There’s no racism in rollout of ‘12 Years a Slave’

Updated: 2013-11-06T00:48:48Z

By MARY SANCHEZ

The Kansas City Star

As rumors go, the one about some nebulous movie executive stopping Johnson County theaters from running the film “12 Years a Slave” is pretty lame.

“Johnson County is showing its true colors,” accused one misinformed letter-writer in The Star last week. X + Y = racism.

Not so fast.

This flimsy theory is easily disproved with a bit of schooling about the film industry, topped with a dash of common sense.

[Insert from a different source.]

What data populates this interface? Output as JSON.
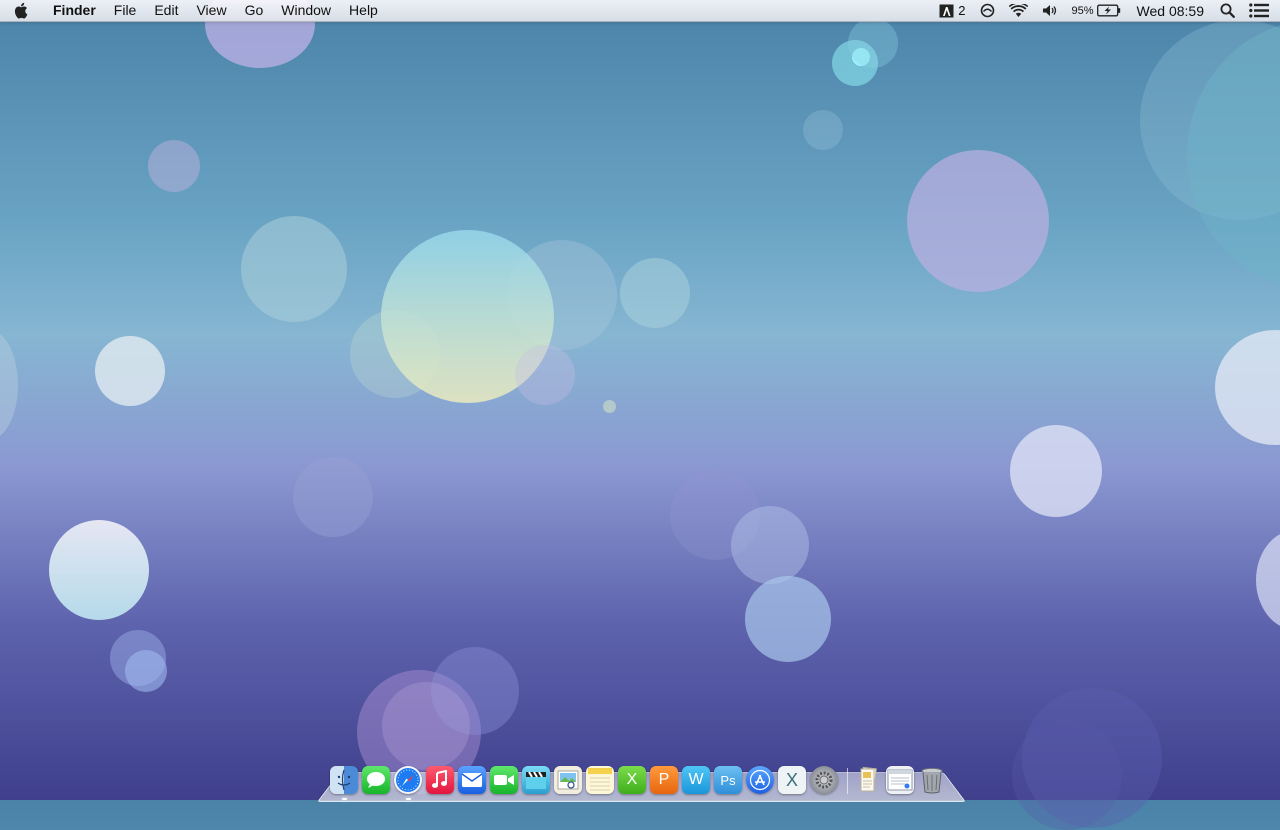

Here goes: “12 Years a Slave” is a platform movie — a smaller budget film intended for an initial smaller roll-out in fewer theaters than a wide-release film like “Avatar.” The difference is scale, funding for promotion and perceptions about its market appeal, all decisions that are made by the distributors.

If the movie catches a buzz (as this one has and deserves) the momentum pushes it to more screens, the next “platform.”

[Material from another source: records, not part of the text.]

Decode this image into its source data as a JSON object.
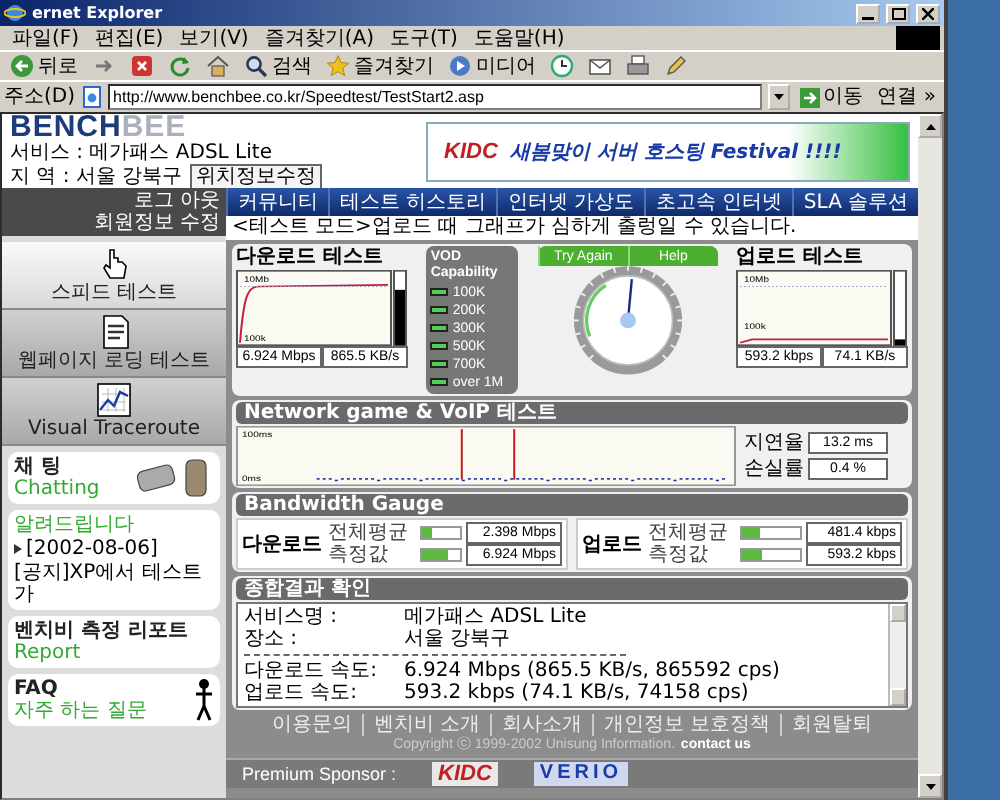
{
  "window": {
    "title": "ernet Explorer"
  },
  "menu": [
    "파일(F)",
    "편집(E)",
    "보기(V)",
    "즐겨찾기(A)",
    "도구(T)",
    "도움말(H)"
  ],
  "toolbar": [
    {
      "kind": "back",
      "label": "뒤로"
    },
    {
      "kind": "forward"
    },
    {
      "kind": "stop"
    },
    {
      "kind": "refresh"
    },
    {
      "kind": "home"
    },
    {
      "kind": "search",
      "label": "검색"
    },
    {
      "kind": "favorites",
      "label": "즐겨찾기"
    },
    {
      "kind": "media",
      "label": "미디어"
    },
    {
      "kind": "history"
    },
    {
      "kind": "mail"
    },
    {
      "kind": "print"
    },
    {
      "kind": "edit"
    }
  ],
  "address_bar": {
    "label": "주소(D)",
    "url": "http://www.benchbee.co.kr/Speedtest/TestStart2.asp",
    "go": "이동",
    "links": "연결 »"
  },
  "header": {
    "logo": [
      "BENCH",
      "BEE"
    ],
    "service": "서비스 : 메가패스 ADSL Lite",
    "region": "지 역 : 서울 강북구",
    "edit_button": "위치정보수정",
    "banner": {
      "brand": "KIDC",
      "text": "새봄맞이 서버 호스팅 Festival !!!!"
    }
  },
  "account_links": [
    "로그 아웃",
    "회원정보 수정"
  ],
  "nav": [
    "커뮤니티",
    "테스트 히스토리",
    "인터넷 가상도",
    "초고속 인터넷",
    "SLA 솔루션"
  ],
  "sidebar": {
    "items": [
      {
        "kind": "speed",
        "label": "스피드 테스트",
        "selected": true
      },
      {
        "kind": "webpage",
        "label": "웹페이지 로딩 테스트",
        "selected": false
      },
      {
        "kind": "trace",
        "label": "Visual Traceroute",
        "selected": false
      }
    ],
    "chat": {
      "title": "채 팅",
      "subtitle": "Chatting"
    },
    "notice": {
      "title": "알려드립니다",
      "date": "[2002-08-06]",
      "text": "[공지]XP에서 테스트가"
    },
    "report": {
      "title": "벤치비 측정 리포트",
      "subtitle": "Report"
    },
    "faq": {
      "title": "FAQ",
      "subtitle": "자주 하는 질문"
    }
  },
  "notice_line": "<테스트 모드>업로드 때 그래프가 심하게 출렁일 수 있습니다.",
  "download_test": {
    "title": "다운로드 테스트",
    "top": "10Mb",
    "bottom": "100k",
    "speed": "6.924 Mbps",
    "rate": "865.5 KB/s"
  },
  "vod": {
    "title": "VOD Capability",
    "levels": [
      {
        "label": "100K",
        "on": true
      },
      {
        "label": "200K",
        "on": true
      },
      {
        "label": "300K",
        "on": true
      },
      {
        "label": "500K",
        "on": true
      },
      {
        "label": "700K",
        "on": true
      },
      {
        "label": "over 1M",
        "on": true
      }
    ]
  },
  "gauge": {
    "buttons": [
      "Try Again",
      "Help"
    ],
    "level": 0.52
  },
  "upload_test": {
    "title": "업로드 테스트",
    "top": "10Mb",
    "bottom": "100k",
    "speed": "593.2 kbps",
    "rate": "74.1 KB/s"
  },
  "network_test": {
    "title": "Network game & VoIP 테스트",
    "top": "100ms",
    "bottom": "0ms",
    "delay_label": "지연율",
    "delay": "13.2 ms",
    "loss_label": "손실률",
    "loss": "0.4 %"
  },
  "bandwidth": {
    "title": "Bandwidth Gauge",
    "groups": [
      {
        "title": "다운로드",
        "rows": [
          {
            "label": "전체평균",
            "level": 0.24,
            "value": "2.398 Mbps"
          },
          {
            "label": "측정값",
            "level": 0.66,
            "value": "6.924 Mbps"
          }
        ]
      },
      {
        "title": "업로드",
        "rows": [
          {
            "label": "전체평균",
            "level": 0.3,
            "value": "481.4 kbps"
          },
          {
            "label": "측정값",
            "level": 0.35,
            "value": "593.2 kbps"
          }
        ]
      }
    ]
  },
  "result": {
    "title": "종합결과 확인",
    "lines": [
      {
        "kind": "pair",
        "key": "서비스명 :",
        "value": "메가패스 ADSL Lite"
      },
      {
        "kind": "pair",
        "key": "장소 :",
        "value": "서울 강북구"
      },
      {
        "kind": "rule"
      },
      {
        "kind": "pair",
        "key": "다운로드 속도:",
        "value": "6.924 Mbps (865.5 KB/s, 865592 cps)"
      },
      {
        "kind": "pair",
        "key": "업로드 속도:",
        "value": "593.2 kbps (74.1 KB/s, 74158 cps)"
      }
    ]
  },
  "footer": {
    "links": [
      "이용문의",
      "벤치비 소개",
      "회사소개",
      "개인정보 보호정책",
      "회원탈퇴"
    ],
    "copyright": "Copyright ⓒ 1999-2002 Unisung Information.",
    "contact": "contact us",
    "sponsor_label": "Premium Sponsor :",
    "sponsors": [
      {
        "kind": "kidc",
        "name": "KIDC"
      },
      {
        "kind": "verio",
        "name": "VERIO"
      }
    ]
  }
}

Gerry Lopez, CEO and president of AMC Entertainment, found his theaters on the receiving end of a social media campaign to spread this race-baiting rumor.

Lopez first saw the film in Los Angeles several weeks ago at a black filmmakers forum. “It’s gripping. It’s educational. It’s fantastic,” Lopez said. “But it’s not a wide-release movie.”

That fact dictated why Lopez had to negotiate to get the distributors to release another cut for AMC’s Ward Parkway theaters, which he correctly points out is across the street from Johnson County. AMC’s Town Center 20 — clearly deep within JoCo at 117th and Nall — hosted a sold-out screening last week. On Friday, the film will open at Town Center, in addition to its placement at Glenwood Arts (also in Johnson County) and at AMC Independence. I saw it at Cinemark on The Plaza among a nearly sold-out audience.

Obviously race is central to the movie, the true story of a free black man, kidnapped and sold into slavery. Heinous brutality is starkly portrayed.

But as opposed to those who are leaping to false conclusions based on rumor, the movie itself is full of richly layered nuances about race within the era portrayed. Galling rationalizations keep white and black people securely within their societal roles.

The film is cinematic grace. The starring element is the lead character’s unwavering dignity and resolve to survive, while suffering through the worst sin this country ever committed.

Go see the film. You won’t have trouble finding it at a local theater.